O representante do Idec afirmou que as áreas mais problemáticas são aquelas em que há forte expansão do consumo, principalmente celulares e eletroeletrônicos. “A questão é: os fornecedores estão qualificados para o novo patamar do país?”, provocou.
Carlos Thadeu disse acreditar que as empresas expandiram vendas e áreas comerciais, mas não as redes de atendimento. Segundo ele, o consumidor tem desempenhado o papel de motor da economia, “mas parece não significar nada além de um mero agente econômico pelas empresas”. Direitos básicos, como acesso à informação clara do produto ou serviço, são violados. E isso é muito evidente no setor financeiro.
O especialista destacou a necessidade de o consumidor ser informado sobre contratos que fecha com bancos e financeiras, para evitar vulnerabilidades. “Esse último preocupa de maneira especial, já que um dos componentes da crise financeira global foi a falta de proteção ao consumidor e regulação das atividades. São setores com uso intenso de tecnologia, mas que não é colocada a serviço da melhora de instrumentos para resolução dos conflitos de consumo”, comentou.

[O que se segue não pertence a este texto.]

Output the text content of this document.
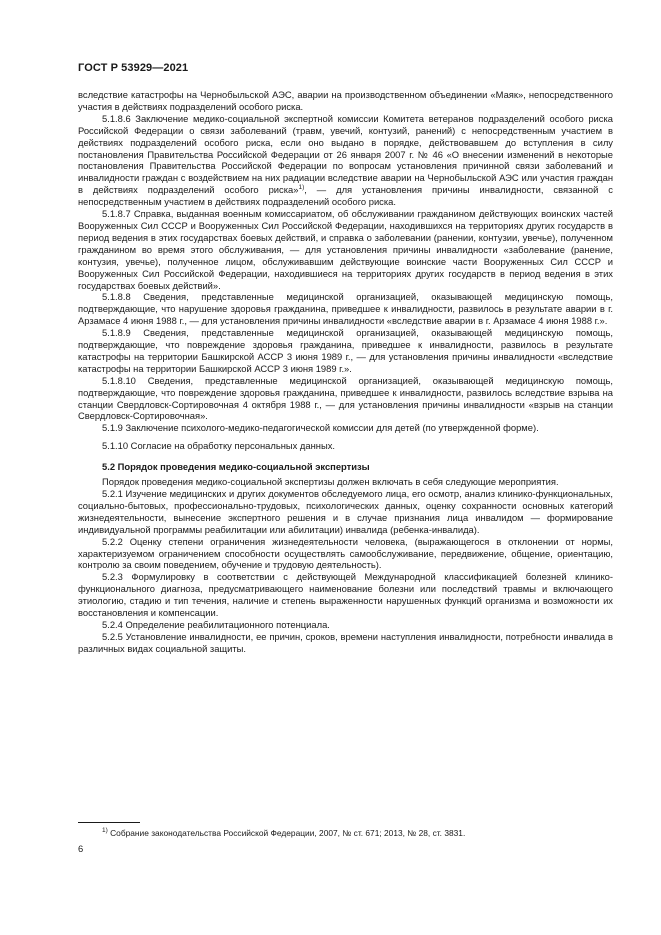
ГОСТ Р 53929—2021

вследствие катастрофы на Чернобыльской АЭС, аварии на производственном объединении «Маяк», непосредственного участия в действиях подразделений особого риска.

5.1.8.6 Заключение медико-социальной экспертной комиссии Комитета ветеранов подразделений особого риска Российской Федерации о связи заболеваний (травм, увечий, контузий, ранений) с непосредственным участием в действиях подразделений особого риска, если оно выдано в порядке, действовавшем до вступления в силу постановления Правительства Российской Федерации от 26 января 2007 г. № 46 «О внесении изменений в некоторые постановления Правительства Российской Федерации по вопросам установления причинной связи заболеваний и инвалидности граждан с воздействием на них радиации вследствие аварии на Чернобыльской АЭС или участия граждан в действиях подразделений особого риска»$^{1)}$, — для установления причины инвалидности, связанной с непосредственным участием в действиях подразделений особого риска.

5.1.8.7 Справка, выданная военным комиссариатом, об обслуживании гражданином действующих воинских частей Вооруженных Сил СССР и Вооруженных Сил Российской Федерации, находившихся на территориях других государств в период ведения в этих государствах боевых действий, и справка о заболевании (ранении, контузии, увечье), полученном гражданином во время этого обслуживания, — для установления причины инвалидности «заболевание (ранение, контузия, увечье), полученное лицом, обслуживавшим действующие воинские части Вооруженных Сил СССР и Вооруженных Сил Российской Федерации, находившиеся на территориях других государств в период ведения в этих государствах боевых действий».

5.1.8.8 Сведения, представленные медицинской организацией, оказывающей медицинскую помощь, подтверждающие, что нарушение здоровья гражданина, приведшее к инвалидности, развилось в результате аварии в г. Арзамасе 4 июня 1988 г., — для установления причины инвалидности «вследствие аварии в г. Арзамасе 4 июня 1988 г.».

5.1.8.9 Сведения, представленные медицинской организацией, оказывающей медицинскую помощь, подтверждающие, что повреждение здоровья гражданина, приведшее к инвалидности, развилось в результате катастрофы на территории Башкирской АССР 3 июня 1989 г., — для установления причины инвалидности «вследствие катастрофы на территории Башкирской АССР 3 июня 1989 г.».

5.1.8.10 Сведения, представленные медицинской организацией, оказывающей медицинскую помощь, подтверждающие, что повреждение здоровья гражданина, приведшее к инвалидности, развилось вследствие взрыва на станции Свердловск-Сортировочная 4 октября 1988 г., — для установления причины инвалидности «взрыв на станции Свердловск-Сортировочная».

5.1.9 Заключение психолого-медико-педагогической комиссии для детей (по утвержденной форме).

5.1.10 Согласие на обработку персональных данных.

5.2 Порядок проведения медико-социальной экспертизы

Порядок проведения медико-социальной экспертизы должен включать в себя следующие мероприятия.

5.2.1 Изучение медицинских и других документов обследуемого лица, его осмотр, анализ клинико-функциональных, социально-бытовых, профессионально-трудовых, психологических данных, оценку сохранности основных категорий жизнедеятельности, вынесение экспертного решения и в случае признания лица инвалидом — формирование индивидуальной программы реабилитации или абилитации) инвалида (ребенка-инвалида).

5.2.2 Оценку степени ограничения жизнедеятельности человека, (выражающегося в отклонении от нормы, характеризуемом ограничением способности осуществлять самообслуживание, передвижение, общение, ориентацию, контролю за своим поведением, обучение и трудовую деятельность).

5.2.3 Формулировку в соответствии с действующей Международной классификацией болезней клинико-функционального диагноза, предусматривающего наименование болезни или последствий травмы и включающего этиологию, стадию и тип течения, наличие и степень выраженности нарушенных функций организма и возможности их восстановления и компенсации.

5.2.4 Определение реабилитационного потенциала.

5.2.5 Установление инвалидности, ее причин, сроков, времени наступления инвалидности, потребности инвалида в различных видах социальной защиты.

$^{1)}$ Собрание законодательства Российской Федерации, 2007, № ст. 671; 2013, № 28, ст. 3831.
6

Parte do acesso à informação diz respeito à compreensão sobre o Código de Defesa do Consumidor, de 1990. Entre os artigos que definem os direitos básicos do consumidor, está a proteção contra publicidade enganosa e abusiva e a educação e divulgação sobre o consumo adequado dos produtos e serviços, asseguradas a liberdade de escolha e a igualdade nas contratações. Sem dúvida, desafios para o processo de politização do consumo.